Out-of-network cost:

Deductible$2,400
Coinsurance (50% after deductible)$3,800
Total Associate Cost$6,200

This facility is the only facility that provides this care. What should I do?  

Don’t hesitate to contact Quantum’s care coordinators for support and to determine if you are eligible for an exception.  

What if I have problems scheduling an appointment at Nemours?  

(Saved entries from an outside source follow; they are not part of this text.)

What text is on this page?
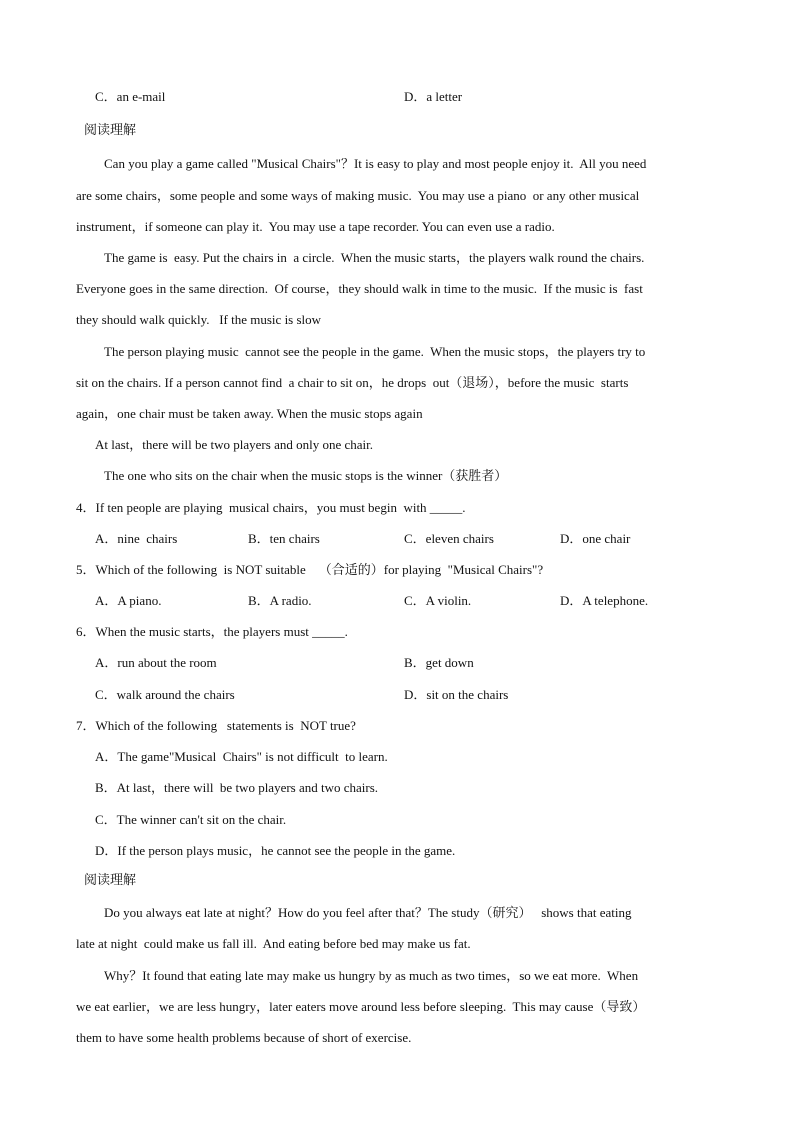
C．an e-mail	D．a letter
阅读理解
Can you play a game called "Musical Chairs"？It is easy to play and most people enjoy it.  All you need
are some chairs，some people and some ways of making music.  You may use a piano  or any other musical
instrument，if someone can play it.  You may use a tape recorder. You can even use a radio.
The game is  easy. Put the chairs in  a circle.  When the music starts，the players walk round the chairs.
Everyone goes in the same direction.  Of course，they should walk in time to the music.  If the music is  fast
they should walk quickly.   If the music is slow
The person playing music  cannot see the people in the game.  When the music stops，the players try to
sit on the chairs. If a person cannot find  a chair to sit on，he drops  out（退场），before the music  starts
again，one chair must be taken away. When the music stops again
At last，there will be two players and only one chair.
The one who sits on the chair when the music stops is the winner（获胜者）
4．If ten people are playing  musical chairs，you must begin  with _____.
A．nine  chairs	B．ten chairs	C．eleven chairs	D．one chair
5．Which of the following  is NOT suitable    （合适的）for playing  "Musical Chairs"?
A．A piano.	B．A radio.	C．A violin.	D．A telephone.
6．When the music starts，the players must _____.
A．run about the room	B．get down
C．walk around the chairs	D．sit on the chairs
7．Which of the following   statements is  NOT true?
A．The game"Musical  Chairs" is not difficult  to learn.
B．At last，there will  be two players and two chairs.
C．The winner can't sit on the chair.
D．If the person plays music，he cannot see the people in the game.
阅读理解
Do you always eat late at night？How do you feel after that？The study（研究）   shows that eating
late at night  could make us fall ill.  And eating before bed may make us fat.
Why？It found that eating late may make us hungry by as much as two times，so we eat more.  When
we eat earlier，we are less hungry，later eaters move around less before sleeping.  This may cause（导致）
them to have some health problems because of short of exercise.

The only change to our provider network is for these three facilities. The Aetna national network continues to be in place for many other facilities. Reach out to Quantum’s care coordinators for support and assistance for scheduling an appointment. Exceptions can be granted if you are not able to get care timely, if there are access concerns, or if the care is not able to be done at Nemours. 

Termination of Employment

What happens to my benefits if I terminate employment with Nemours?

Your benefits options vary depending on what you had in force prior to your termination. Different benefits have different continuation options. For example, medical, dental, vision and health care FSAs may be continued for specified periods of time through COBRA. Term life insurance may be ported or converted, and long-term care may be taken with you at exactly the same rates that you currently pay.

There are limits to the amount of time that you have to make elections to continue terminated coverage. You may find a detailed listing of benefits available upon termination (and information about those benefits) in the Termination of Benefits Summary.

How will my dependent child(ren)’s coverage be impacted by a status change or termination of employment?

Nemours provides coverage for your eligible dependent child(ren) until the end of the month during which they turn 26. You should be aware of how their benefits are impacted by certain circumstances such as turning 26. If you terminate employment with Nemours and are enrolled in COBRA-eligible benefits, you are and your covered dependent children are eligible for COBRA. The COBRA options available to your dependents may vary depending on your status as an active employee (whether you are full-time or part-time), and your dependent’s age as of termination.